"Nous n'avons pas le droit de nous résigner"

Environnement
climat
Le discours de Nathalie Appéré (DR)

Discours de Nathalie Appéré, maire de Rennes et présidente de Rennes Métropole, en ouverture de la Conférence locale du climat, le 23 mars 2022 au Couvent des Jacobins.

Mesdames et messieurs les acteurs économiques, associatifs et institutionnels,
Mesdames et messieurs les élus,
Mesdames, messieurs,

Qualifié de « recueil de la souffrance humaine » par les plus éminents spécialistes internationaux du climat, le dernier rapport du GIEC nous rappelle que le monde est « sous-préparé » face à la hausse des températures à venir. Nous le savons : seules des mesures décisives et urgentes pourront enrayer la trajectoire climatique de la France et limiter les conséquences environnementales – les vagues de chaleur, les inondations et les incendies – auxquelles deux Français sur trois seraient déjà exposés.

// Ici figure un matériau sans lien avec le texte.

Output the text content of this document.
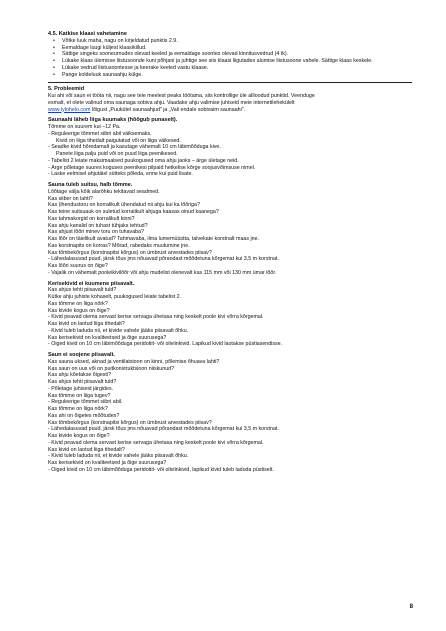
4.5. Katkise klaasi vahetamine
• Võtke luuk maha, nagu on kirjeldatud punktis 2.9.
• Eemaldage luugi küljest klaasikillud.
• Sättige singeks sooneurnudes olevad keeled ja eemaldage soontes olevad kinnitusvedrud (4 tk).
• Lükake klaas ülemisse liistusoonde kuni põhjani ja juhtige see siis klaasi liigutades alumise liistusoone vahele. Sättige klaas keskele.
• Lükake vedrud liistusoontesse ja keerake keeled vastu klaase.
• Pange koldeluuk saunaahju külge.
5. Probleemid
Kui ahi või saun ei tööta nii, nagu see teie meelest peaks töötama, siis kontrollige üle allloodud punktid. Veenduge
esmalt, et olete valinud oma saunaga sobiva ahju. Vaadake ahju valimise juhiseid meie internetilehekülelt
www.tylohelo.com lõigust „Puukütel saunaahjud" ja „Vali endale sobivaim saunaahi".
Saunaahi läheb liiga kuumaks (hõõgub punaselt).
Tõmme on suurem kui –12 Pa.
- Reguleerige tõmmet siibri abil väiksemaks.
Kivid on liiga tihedalt paigutatud või on liiga väikesed.
- Seadke kivid hõredamalt ja kasutage vähemalt 10 cm läbimõõduga kive.
Panete liiga palju puid või on puud liiga peenikesed.
- Tabelist 2 leiate maksimaalsed puukogused oma ahju jaoks – ärge ületage neid.
- Ärge põletage suures koguses peenikesi pilpaid hetkelise kõrge soojusvõimsuse nimel.
- Laske eelmisel ahjutäiel sütteks põleda, enne kui puid lisate.
Sauna tuleb suitsu, halb tõmme.
Lõõtage välja kõik alarõhku tekitavad seadmed.
Kas siiber on lahti?
Kas (ihendustoru on korralikult ühendatud nii ahju kui ka lõõriga?
Kas teine suitsuauk on suletud korralikult ahjuga kaasas oinud kaanega?
Kas tahmakorgid on korralikult kinni?
Kas ahju kanalid on tuhast tühjaks tehtud?
Kas ahjust lõõri minev toru on tuhavaba?
Kas lõõr on täielikult avatud? Tahmavaba, ilma lumemüüstta, talvekate korstnalt maas jne.
Kas korstnapits on korras? Mõrad, rabedaks muutumine jne.
Kas tõmbekõrgus (korstnapitsi kõrgus) on ümbrust arvestades piisav?
- Lähedalasuvad puud, järsk tõus jms nõuavad põrandast mõõdetuna kõrgemat kui 3,5 m korstnat.
Kas lõõri suurus on õige?
- Vajalik on vähemalt pooleikivilõõr või ahju mudelist olenevalt kas 115 mm või 130 mm ümar lõõr.
Kerisekivid ei kuumene piisavalt.
Kas ahjus tehti piisavalt tuld?
Kütke ahju juhiste kohaselt, puukogused leiate tabelist 2.
Kas tõmme on liiga nõrk?
Kas kivide kogus on õige?
- Kivid peavad olema servast kerise servaga ühetasa ning keskelt poole kivi võrra kõrgemal.
Kas kivid on laotud liiga tihedalt?
- Kivid tuleb laduda nii, et kivide vahele jääks piisavalt õhku.
Kas kerisekivid on kvaliteetsed ja õige suurusega?
- Õiged kivid on 10 cm läbimõõduga peridotiit- või oliviinkivid. Lapikud kivid laotakse püstiasendisse.
Saun ei soojene piisavalt.
Kas sauna uksed, aknad ja ventilatsioon on kinni, põlemise õhuava lahti?
Kas saun on uus või on puitkonstruktsioon niiskunud?
Kas ahju kõetakse õigesti?
Kas ahjus tehti piisavalt tuld?
- Põletage juhiseid järgides.
Kas tõmme on liiga tugev?
- Reguleerige tõmmet siibri abil.
Kas tõmme on liiga nõrk?
Kas ahi on õigetes mõõtudes?
Kas tõmbekõrgus (korstnapitsi kõrgus) on ümbrust arvestades piisav?
- Lähedalasuvad puud, järsk tõus jms nõuavad põrandast mõõdetuna kõrgemat kui 3,5 m korstnat.
Kas kivide kogus on õige?
- Kivid peavad olema servast kerise servaga ühetasa ning keskelt poole kivi võrra kõrgemal.
Kas kivid on laotud liiga tihedalt?
- Kivid tuleb laduda nii, et kivide vahele jääks piisavalt õhku.
Kas kerisekivid on kvaliteetsed ja õige suurusega?
- Õiged kivid on 10 cm läbimõõduga peridotiit- või oliviinkivid, lapikud kivid tuleb laduda püstiselt.
8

La guerre est aux portes de l’Europe et il est normal qu'elle soit au cœur de nos préoccupations. Mais les crises énergétique, sanitaire, sociale et écologique génèrent, elles aussi, des inquiétudes et des angoisses, notamment chez les jeunes qui n’arrivent pas à se projeter dans l’avenir. Face à la dureté de ces constats, certaines personnes préfèreront se détourner de la question, guidées par un certain fatalisme et par le souci de se préserver. Ces réflexes-là sont humains et parfaitement compréhensibles, mais ils ne sont pas les nôtres. Pour d'autres encore, ça n'est pas le moment, ça n'est jamais le moment.

Nous, acteurs politiques, économiques et associatifs, nous n’avons pas le droit de nous résigner. Notre responsabilité est bien trop grande. Notre impact sur l’avenir de la planète, et sur celui de nos concitoyennes et de nos concitoyens est, lui aussi, bien trop important pour que nous décidions d’abandonner ce combat et de continuer à produire, à consommer, à aménager comme si de rien n'était.

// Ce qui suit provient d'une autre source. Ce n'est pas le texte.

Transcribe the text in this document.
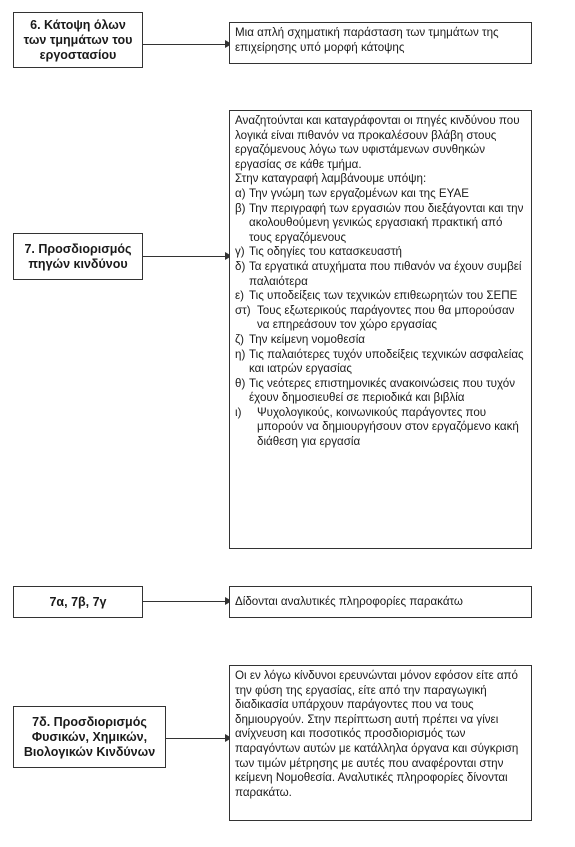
6. Κάτοψη όλων των τμημάτων του εργοστασίου
Μια απλή σχηματική παράσταση των τμημάτων της επιχείρησης υπό μορφή κάτοψης
7. Προσδιορισμός πηγών κινδύνου
Αναζητούνται και καταγράφονται οι πηγές κινδύνου που λογικά είναι πιθανόν να προκαλέσουν βλάβη στους εργαζόμενους λόγω των υφιστάμενων συνθηκών εργασίας σε κάθε τμήμα.
Στην καταγραφή λαμβάνουμε υπόψη:
α) Την γνώμη των εργαζομένων και της ΕΥΑΕ
β) Την περιγραφή των εργασιών που διεξάγονται και την ακολουθούμενη γενικώς εργασιακή πρακτική από τους εργαζόμενους
γ) Τις οδηγίες του κατασκευαστή
δ) Τα εργατικά ατυχήματα που πιθανόν να έχουν συμβεί παλαιότερα
ε) Τις υποδείξεις των τεχνικών επιθεωρητών του ΣΕΠΕ
στ) Τους εξωτερικούς παράγοντες που θα μπορούσαν να επηρεάσουν τον χώρο εργασίας
ζ) Την κείμενη νομοθεσία
η) Τις παλαιότερες τυχόν υποδείξεις τεχνικών ασφαλείας και ιατρών εργασίας
θ) Τις νεότερες επιστημονικές ανακοινώσεις που τυχόν έχουν δημοσιευθεί σε περιοδικά και βιβλία
ι)	Ψυχολογικούς, κοινωνικούς παράγοντες που μπορούν να δημιουργήσουν στον εργαζόμενο κακή διάθεση για εργασία
7α, 7β, 7γ	Δίδονται αναλυτικές πληροφορίες παρακάτω
7δ. Προσδιορισμός Φυσικών, Χημικών, Βιολογικών Κινδύνων
Οι εν λόγω κίνδυνοι ερευνώνται μόνον εφόσον είτε από την φύση της εργασίας, είτε από την παραγωγική διαδικασία υπάρχουν παράγοντες που να τους δημιουργούν. Στην περίπτωση αυτή πρέπει να γίνει ανίχνευση και ποσοτικός προσδιορισμός των παραγόντων αυτών με κατάλληλα όργανα και σύγκριση των τιμών μέτρησης με αυτές που αναφέρονται στην κείμενη Νομοθεσία. Αναλυτικές πληροφορίες δίνονται παρακάτω.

Alors, puisque nous n’avons pas d’autre choix que de faire évoluer nos pratiques, je vous propose que nous le fassions ensemble. C’est tout l’enjeu de cette Conférence locale du climat que d’enclencher une dynamique locale de coopération et d’entraide. À Rennes, nous avons toujours privilégié le « vivre en intelligence », nous en avons même fait notre devise. Il me semble que face aux défis qui nous attendent, cette émulation collective sera essentielle pour imaginer des solutions innovantes, solidaires et ambitieuses permettant à notre territoire de mener à bien sa transformation écologique.

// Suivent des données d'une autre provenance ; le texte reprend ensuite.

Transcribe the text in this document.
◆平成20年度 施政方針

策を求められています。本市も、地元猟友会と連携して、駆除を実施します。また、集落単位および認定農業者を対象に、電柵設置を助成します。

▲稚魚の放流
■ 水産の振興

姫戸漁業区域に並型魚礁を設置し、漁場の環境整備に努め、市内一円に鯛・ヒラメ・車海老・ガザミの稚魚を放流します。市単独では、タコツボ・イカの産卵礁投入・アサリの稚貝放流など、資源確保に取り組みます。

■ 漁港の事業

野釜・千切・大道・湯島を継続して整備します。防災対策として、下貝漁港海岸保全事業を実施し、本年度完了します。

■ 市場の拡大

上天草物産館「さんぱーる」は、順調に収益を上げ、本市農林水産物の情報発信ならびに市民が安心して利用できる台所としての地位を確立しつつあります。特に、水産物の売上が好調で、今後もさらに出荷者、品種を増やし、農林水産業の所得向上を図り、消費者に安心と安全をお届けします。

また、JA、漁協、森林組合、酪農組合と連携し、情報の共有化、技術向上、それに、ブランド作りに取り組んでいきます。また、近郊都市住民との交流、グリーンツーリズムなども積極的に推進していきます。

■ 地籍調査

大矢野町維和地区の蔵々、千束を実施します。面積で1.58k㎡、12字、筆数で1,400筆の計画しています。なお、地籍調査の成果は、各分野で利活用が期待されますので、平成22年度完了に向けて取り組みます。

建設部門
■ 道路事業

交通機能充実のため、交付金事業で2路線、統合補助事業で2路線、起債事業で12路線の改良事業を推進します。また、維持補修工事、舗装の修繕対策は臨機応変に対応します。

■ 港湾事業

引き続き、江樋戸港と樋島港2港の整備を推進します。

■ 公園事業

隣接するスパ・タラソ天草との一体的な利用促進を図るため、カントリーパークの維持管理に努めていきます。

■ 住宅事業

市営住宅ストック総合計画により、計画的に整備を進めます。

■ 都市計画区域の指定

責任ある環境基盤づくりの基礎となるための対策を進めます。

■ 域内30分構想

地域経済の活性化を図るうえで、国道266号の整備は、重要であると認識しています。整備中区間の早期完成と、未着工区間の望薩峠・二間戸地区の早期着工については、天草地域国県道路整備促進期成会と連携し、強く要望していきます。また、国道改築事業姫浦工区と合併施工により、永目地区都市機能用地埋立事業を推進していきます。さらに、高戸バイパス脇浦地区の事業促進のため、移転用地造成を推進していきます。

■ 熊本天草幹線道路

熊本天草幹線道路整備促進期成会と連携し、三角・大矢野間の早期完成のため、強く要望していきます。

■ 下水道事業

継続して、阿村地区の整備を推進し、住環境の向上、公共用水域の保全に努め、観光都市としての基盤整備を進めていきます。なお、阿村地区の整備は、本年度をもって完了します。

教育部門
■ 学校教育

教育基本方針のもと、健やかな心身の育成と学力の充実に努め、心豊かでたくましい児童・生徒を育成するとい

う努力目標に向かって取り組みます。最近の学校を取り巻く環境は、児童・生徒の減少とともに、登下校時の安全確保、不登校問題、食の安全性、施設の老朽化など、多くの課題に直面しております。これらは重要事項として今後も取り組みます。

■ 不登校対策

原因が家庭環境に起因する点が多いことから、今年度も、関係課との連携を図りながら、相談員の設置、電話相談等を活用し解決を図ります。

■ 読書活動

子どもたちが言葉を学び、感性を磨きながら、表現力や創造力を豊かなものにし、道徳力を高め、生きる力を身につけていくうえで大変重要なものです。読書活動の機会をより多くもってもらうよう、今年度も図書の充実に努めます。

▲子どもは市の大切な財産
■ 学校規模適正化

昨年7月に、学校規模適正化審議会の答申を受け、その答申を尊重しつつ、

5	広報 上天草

Notre territoire a la chance de pouvoir compter sur des acteurs locaux engagés et innovants. Pour atteindre les objectifs environnementaux que nous nous sommes fixés, nous aurons besoin de l’implication de tous ces acteurs ainsi que de celle des habitants. Je suis convaincue que l’éco-citoyenneté et l’éco-responsabilité sont de puissants remèdes au phénomène d’éco-anxiété qui se développe.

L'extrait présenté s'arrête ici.